PH must go back to talks with China: expert

Posted at 04/04/2014 9:43 AM | Updated as of 04/04/2014 9:46 AM

MANILA – A professor specializing on Chinese Studies on Thursday said the Philippines must seize the opportunity given by China to return to the negotiating table following the Southeast Asian nation's filing of its pleadings before the United Nations over the West Philippine Sea dispute.

Marwyn Samuels, professor emeritus at New York's Syracuse University, said China has not yet closed its doors to the possibility that the Philippines will resume bilateral talks despite the latter's move to file its "memorial" to a United Nations Convention on the Law of the Sea-backed (UNCLOS) arbitral tribunal

The Philippines angered China after it filed the historic pleadings challenging the Asian giant's claim to almost the entire West Philippine Sea (South China Sea).

"In Chinese tradition, going to court is always a matter of embarrassment and shame. And so the Chinese view of this simply is that the Philippines shamed them," Samuels told ANC's Headstart on Thursday.

"But there was also, in a statement, a caveat - a desire of China to seek a bilateral discussion of this and take it out of the hands of a third party. So the opportunity still exists."

Samuels added that it is in the interest of the Philippines to go back to talks with China, noting that it will take too long for the arbitration panel to come up with a decision on the dispute, assuming that the latter decides it has jurisdiction over the matter.

"In my opinion, it will not succeed in any case. Not because of the legalistic aspects of this. It will not succeed because it will take a long time before UNCLOS to make that kind of decision. That's very technical. It is almost outside the authority of UNCLOS itself, and China's not likely to pay too much attention these legal niceties," he said.

Samuels said there will be consequences arising from the Philippines' move to bring the matter to the UN panel, but these could be averted if it returns to bilateral diplomacy.

"To be very blunt, this requires talking between the two sides. It doesn't have to be in public… Having been much involved in this kind of thing in the past with the US and China, I can say quite honestly, the only successful ones really begin when they are quiet, when they are not in public," he said.
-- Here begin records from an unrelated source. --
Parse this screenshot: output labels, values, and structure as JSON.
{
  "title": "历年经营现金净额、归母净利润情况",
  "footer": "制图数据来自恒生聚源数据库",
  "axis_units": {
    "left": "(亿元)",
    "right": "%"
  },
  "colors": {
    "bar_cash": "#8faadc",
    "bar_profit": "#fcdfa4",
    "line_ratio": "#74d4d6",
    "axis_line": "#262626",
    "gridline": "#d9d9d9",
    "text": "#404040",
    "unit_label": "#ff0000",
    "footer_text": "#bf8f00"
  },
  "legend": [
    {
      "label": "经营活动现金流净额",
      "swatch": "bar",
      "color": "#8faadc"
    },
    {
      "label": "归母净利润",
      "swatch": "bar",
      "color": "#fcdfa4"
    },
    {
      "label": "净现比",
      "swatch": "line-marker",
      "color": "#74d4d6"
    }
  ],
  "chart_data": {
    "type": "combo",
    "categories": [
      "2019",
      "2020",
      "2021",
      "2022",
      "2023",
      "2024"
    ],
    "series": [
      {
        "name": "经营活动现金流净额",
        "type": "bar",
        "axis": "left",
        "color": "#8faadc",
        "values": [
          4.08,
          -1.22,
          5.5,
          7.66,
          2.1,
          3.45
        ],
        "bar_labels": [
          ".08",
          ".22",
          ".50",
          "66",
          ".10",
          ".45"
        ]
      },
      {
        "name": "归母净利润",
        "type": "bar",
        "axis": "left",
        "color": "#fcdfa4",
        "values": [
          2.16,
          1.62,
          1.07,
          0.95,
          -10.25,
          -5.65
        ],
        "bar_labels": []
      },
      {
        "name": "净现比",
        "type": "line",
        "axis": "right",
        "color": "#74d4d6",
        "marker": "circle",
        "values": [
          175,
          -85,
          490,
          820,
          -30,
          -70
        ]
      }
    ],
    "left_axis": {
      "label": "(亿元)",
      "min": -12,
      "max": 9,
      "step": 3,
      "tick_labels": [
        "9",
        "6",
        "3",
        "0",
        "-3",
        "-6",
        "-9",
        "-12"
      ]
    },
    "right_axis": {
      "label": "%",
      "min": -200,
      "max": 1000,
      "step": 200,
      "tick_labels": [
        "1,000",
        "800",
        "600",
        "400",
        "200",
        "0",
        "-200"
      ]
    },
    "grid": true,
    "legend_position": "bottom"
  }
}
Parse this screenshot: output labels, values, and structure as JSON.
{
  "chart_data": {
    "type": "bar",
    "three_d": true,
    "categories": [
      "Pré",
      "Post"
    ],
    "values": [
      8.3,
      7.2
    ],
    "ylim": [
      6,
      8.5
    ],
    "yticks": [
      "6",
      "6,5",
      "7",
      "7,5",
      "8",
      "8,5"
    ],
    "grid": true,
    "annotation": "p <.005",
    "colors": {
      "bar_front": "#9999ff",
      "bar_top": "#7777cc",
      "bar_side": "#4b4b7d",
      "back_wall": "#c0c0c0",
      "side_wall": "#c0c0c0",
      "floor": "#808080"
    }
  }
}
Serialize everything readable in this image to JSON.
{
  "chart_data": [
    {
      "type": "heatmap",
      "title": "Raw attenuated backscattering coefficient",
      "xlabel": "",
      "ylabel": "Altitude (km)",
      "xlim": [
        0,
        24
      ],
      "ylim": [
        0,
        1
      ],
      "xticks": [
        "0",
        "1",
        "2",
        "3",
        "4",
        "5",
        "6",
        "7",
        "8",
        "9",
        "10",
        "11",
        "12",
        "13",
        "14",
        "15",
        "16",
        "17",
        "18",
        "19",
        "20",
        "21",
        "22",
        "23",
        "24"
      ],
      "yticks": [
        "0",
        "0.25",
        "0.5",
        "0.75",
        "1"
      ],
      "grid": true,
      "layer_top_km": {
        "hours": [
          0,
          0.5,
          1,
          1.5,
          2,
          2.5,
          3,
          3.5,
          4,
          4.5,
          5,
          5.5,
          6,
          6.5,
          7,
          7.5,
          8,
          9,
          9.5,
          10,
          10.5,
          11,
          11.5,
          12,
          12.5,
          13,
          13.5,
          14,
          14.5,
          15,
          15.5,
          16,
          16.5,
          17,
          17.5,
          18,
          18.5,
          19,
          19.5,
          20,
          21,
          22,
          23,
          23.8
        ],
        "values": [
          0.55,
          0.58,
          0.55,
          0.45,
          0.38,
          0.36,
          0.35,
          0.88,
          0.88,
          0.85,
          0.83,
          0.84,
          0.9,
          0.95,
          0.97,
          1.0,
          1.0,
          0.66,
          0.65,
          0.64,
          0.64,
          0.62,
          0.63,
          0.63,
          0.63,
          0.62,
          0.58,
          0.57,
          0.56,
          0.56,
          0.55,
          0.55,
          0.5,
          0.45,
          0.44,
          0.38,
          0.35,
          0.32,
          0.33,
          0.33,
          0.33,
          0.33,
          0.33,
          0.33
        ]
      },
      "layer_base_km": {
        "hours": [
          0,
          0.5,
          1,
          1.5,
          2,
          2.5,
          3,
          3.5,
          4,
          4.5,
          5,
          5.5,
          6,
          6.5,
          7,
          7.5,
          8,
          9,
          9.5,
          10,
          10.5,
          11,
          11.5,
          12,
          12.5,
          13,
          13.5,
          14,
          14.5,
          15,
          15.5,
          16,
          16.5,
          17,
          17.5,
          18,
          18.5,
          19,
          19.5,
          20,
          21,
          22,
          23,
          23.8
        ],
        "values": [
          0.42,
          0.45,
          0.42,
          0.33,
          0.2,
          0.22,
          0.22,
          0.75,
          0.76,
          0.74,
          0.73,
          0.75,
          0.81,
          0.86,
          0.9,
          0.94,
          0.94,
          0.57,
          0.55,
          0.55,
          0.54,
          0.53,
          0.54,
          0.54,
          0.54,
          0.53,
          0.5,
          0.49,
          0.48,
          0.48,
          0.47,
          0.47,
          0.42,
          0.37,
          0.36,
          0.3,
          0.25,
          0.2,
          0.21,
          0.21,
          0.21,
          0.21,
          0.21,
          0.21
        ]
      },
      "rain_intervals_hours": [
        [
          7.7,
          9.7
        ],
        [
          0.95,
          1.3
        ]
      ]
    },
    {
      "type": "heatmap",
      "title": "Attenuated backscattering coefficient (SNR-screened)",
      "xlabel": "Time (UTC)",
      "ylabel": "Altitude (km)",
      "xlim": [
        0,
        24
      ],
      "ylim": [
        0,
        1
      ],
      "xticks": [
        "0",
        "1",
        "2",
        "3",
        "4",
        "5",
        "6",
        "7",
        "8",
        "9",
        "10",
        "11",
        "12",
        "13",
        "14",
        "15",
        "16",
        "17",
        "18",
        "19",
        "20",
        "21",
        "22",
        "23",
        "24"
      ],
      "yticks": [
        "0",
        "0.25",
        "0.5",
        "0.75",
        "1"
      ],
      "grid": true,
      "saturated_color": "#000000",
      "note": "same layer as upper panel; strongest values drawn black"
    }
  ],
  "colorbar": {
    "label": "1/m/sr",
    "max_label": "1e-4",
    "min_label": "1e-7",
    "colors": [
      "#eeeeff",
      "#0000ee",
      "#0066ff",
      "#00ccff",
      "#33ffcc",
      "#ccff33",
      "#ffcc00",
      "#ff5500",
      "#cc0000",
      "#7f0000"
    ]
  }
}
Great potential for PH-China economic ties

Samuels believe that despite the strained ties between the two Asian neighbors brought by the territorial row and its close ties with the United States, the Philippines still has an opportunity to develop a good relationship with China.

"I think the Philippines has, to put it in a more positive sense, in looking at Asia, has choices to make… China is the number two economy in the world and it is continuing to grow. It may slow down but it is not gonna stop growing," he said.

"[Filipinos] may be very Western in many ways, but you are still part of the region and you do have 25 percent of the population who are of Chinese origin. That is an advantage that you should use in trying to improve understanding between Chinese and Filipinos."

Asian Development Bank economist Zheng Liping also noted that the economic structures of China and the Philippines complement each other.

"The economic structures of both countries are quite different. There is a great potential of future economic cooperation. China is very good in manufacturing, machinery, equipment. This is something the Philippines really needs," he said.

"We should embrace the participation of China in ASEAN's economy. Because compared with many ASEAN countries like Singapore, Cambodia, Laos, Myanmar and Vietnam, the Philippines still has a big room to improve, great potential to cultivate."

Should smaller nations fear growing China?

Apart from the historical and economic dimensions of the long-standing dispute in the West Philippine Sea, Samuels explained China's aggressiveness in pushing its claims is also due to concerns that the United States is trying to contain it and deter its rise as a global power.

"China went oceanic in the late 1990s. It became a blue-water Navy. The purposes of this is to protect its interest in terms of keeping the seas open and not to be contained by the US or anybody else. They are convinced to some extent, at least, that the US seeks to control China in indirect and direct ways," he said.

"There is nothing very strange about that in my opinion. In their opinion, it is quite natural for them to do this and nobody needs to be afraid of it. They are not interested in conquering the Philippines or Southeast Asia."

Although China has been seen to be ramping up its military spending, its allocation for defense is still dwarfed by Pentagon's outlay.

"China has a reason to doubt or be convinced at least of American intentions in Asia and elsewhere. It has legitimate concerns about this. It is not responding in a capacity to do war with America. It doesn't have that means," he said.

Samuels also dismissed talks about the "decline of American power," saying "this is nonsense because the US is and will be for the foreseeable future, the biggest power in the world if it chooses to use it and how it chooses to use it."

He does not also believe the allegation that China is funding rebel groups in some parts of the world in order to push its interests, pointing out that the top priority of the Asian giant is to achieve domestic stability.

"It is important to understand that China's primary goal is its own stability. This is the highest priority in Chinese minds - political, economic and social. So it's addressing its own domestic issues much more than its international questions of politics, geopolitics, military and other things," he said.